South Africa

Cyril Ramaphosa buffalo scandal details

President Cyril Ramaphosa is fighting for political survival after a panel found that he may have violated South Africa’s constitution following the theft of at least $580,000 at a farm he owns. 

The group led by a retired top judge concluded there may be a case for impeachment after they questioned Ramaphosa’s testimony about the source of the foreign currency and his explanation for the failure to properly report the crime. Ramaphosa has denied breaking the law, saying he followed due process.

It all comes at an unfortunate time for the 70-year-old head of state. Ramaphosa was favored to secure a second five-year term as leader of the ruling African National Congress in the coming weeks.

The unfolding political crisis now threatens to derail his administration’s promise of clean governance after scandal and graft marred predecessor Jacob Zuma’s rule.

Here are key excerpts from the panel’s report:

Cash Goes, Buffalo Stay

Ramaphosa testified that he earned the money through the sale of 20 buffalo to a Sudanese national on Christmas Day 2019. The panel, headed by retired Chief Justice Sandile Ngcobo, said it was left “in substantial doubt” over whether the sale took place for the following reasons:

  • There were no particulars of the Sudanese buyer other than his name, such as a physical address or passport number.
  • An investigation by the South African Reserve Bank “suggests strongly” that it had no records of the money entering the country.
  • Having bought 20 buffalo, the purchaser hasn’t collected the animals.
  • The money was hidden in a sofa by a farm manager for more than a month between the transaction and the theft in February 2020.
  • Ramaphosa is actively involved in the running of the farm. It was unlikely that the manager decided on his own to store the cash in the sofa without Ramaphosa’s knowledge. He was “too junior to make such a decision,” the panel said.

The Thieves Go Free

Ramaphosa said he reported the crime to a police general who headed his presidential protection service, Wally Rhoode. In his testimony, Rhoode explained that he immediately reported a security breach to one of his superiors and launched a preliminary investigation into any threat to the president.
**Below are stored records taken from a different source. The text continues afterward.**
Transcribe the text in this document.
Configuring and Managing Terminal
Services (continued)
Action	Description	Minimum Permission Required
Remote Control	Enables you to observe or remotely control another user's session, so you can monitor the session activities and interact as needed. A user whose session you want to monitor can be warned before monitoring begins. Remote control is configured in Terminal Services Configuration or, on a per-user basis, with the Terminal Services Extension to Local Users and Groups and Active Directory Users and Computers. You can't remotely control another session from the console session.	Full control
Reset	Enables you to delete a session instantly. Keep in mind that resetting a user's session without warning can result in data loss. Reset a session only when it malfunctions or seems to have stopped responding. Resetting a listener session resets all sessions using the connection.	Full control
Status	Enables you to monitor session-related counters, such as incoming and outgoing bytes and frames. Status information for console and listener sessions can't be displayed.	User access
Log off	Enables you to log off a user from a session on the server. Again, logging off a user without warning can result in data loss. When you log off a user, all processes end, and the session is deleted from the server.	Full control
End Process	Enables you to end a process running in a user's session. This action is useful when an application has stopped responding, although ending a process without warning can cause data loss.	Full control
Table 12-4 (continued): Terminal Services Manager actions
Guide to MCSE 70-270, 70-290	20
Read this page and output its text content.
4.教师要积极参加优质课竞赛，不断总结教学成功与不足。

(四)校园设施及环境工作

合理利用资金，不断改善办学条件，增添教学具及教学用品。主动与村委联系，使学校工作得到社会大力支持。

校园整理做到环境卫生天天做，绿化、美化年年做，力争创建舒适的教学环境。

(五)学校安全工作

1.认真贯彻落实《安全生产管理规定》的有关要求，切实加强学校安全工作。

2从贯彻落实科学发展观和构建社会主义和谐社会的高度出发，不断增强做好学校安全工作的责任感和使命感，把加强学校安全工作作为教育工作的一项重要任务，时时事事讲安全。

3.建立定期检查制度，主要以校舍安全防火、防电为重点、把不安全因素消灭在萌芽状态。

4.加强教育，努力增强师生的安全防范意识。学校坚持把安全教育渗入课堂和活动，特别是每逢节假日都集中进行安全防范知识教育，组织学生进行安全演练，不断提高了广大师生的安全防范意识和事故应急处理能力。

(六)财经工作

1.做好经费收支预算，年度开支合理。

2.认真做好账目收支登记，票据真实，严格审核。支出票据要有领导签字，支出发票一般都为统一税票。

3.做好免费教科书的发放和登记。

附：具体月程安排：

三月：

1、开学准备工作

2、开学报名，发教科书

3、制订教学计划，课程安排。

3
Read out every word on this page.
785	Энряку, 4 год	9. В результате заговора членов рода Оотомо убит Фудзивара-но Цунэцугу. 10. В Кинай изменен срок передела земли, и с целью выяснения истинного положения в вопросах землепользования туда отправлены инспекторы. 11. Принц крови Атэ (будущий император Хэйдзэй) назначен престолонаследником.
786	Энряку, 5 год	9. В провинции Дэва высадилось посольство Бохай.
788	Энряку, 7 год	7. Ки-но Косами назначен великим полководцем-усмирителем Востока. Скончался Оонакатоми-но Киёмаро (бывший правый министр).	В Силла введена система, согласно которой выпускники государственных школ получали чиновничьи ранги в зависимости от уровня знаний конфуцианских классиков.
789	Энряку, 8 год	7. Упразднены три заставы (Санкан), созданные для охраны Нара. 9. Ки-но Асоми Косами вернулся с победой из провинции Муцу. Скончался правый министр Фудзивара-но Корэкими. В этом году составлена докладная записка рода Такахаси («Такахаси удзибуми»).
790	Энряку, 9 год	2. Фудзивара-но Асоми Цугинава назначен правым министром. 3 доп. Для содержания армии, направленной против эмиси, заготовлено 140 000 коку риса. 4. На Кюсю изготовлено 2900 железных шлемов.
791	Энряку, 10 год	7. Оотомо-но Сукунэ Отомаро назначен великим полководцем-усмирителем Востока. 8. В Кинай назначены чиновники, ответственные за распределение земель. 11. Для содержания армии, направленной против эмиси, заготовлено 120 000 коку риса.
  • That inquiry included a request for assistance from Namibian authorities to help handle the matter “with discretion.”
  • The investigation identified a group of suspects and their mastermind, who confessed to the crime and stealing an amount of about $800,000.
  • “The investigation was carried out without a case being registered and without opening a docket,” the panel said in its report. Even though the alleged mastermind confessed to the crime after being detained and interviewed, “no one was convicted,” it said.

Key Areas of Concern

The panel said Ramaphosa may be guilty of serious misconduct and recommended that parliament investigate the matter further. Conduct breaches include:

  • Ramaphosa could be contravening a constitutional requirement that cabinet members relinquish outside paid work during their term.
  • South African legislation stipulates that the theft of foreign currency in excess of 100,000 rand ($5,688) has to be reported to the police. Failure to do so carries a prison term.
  • Ramaphosa put himself in a situation that risked a conflict between his private interests and official responsibilities, while acting in a manner inconsistent with his office.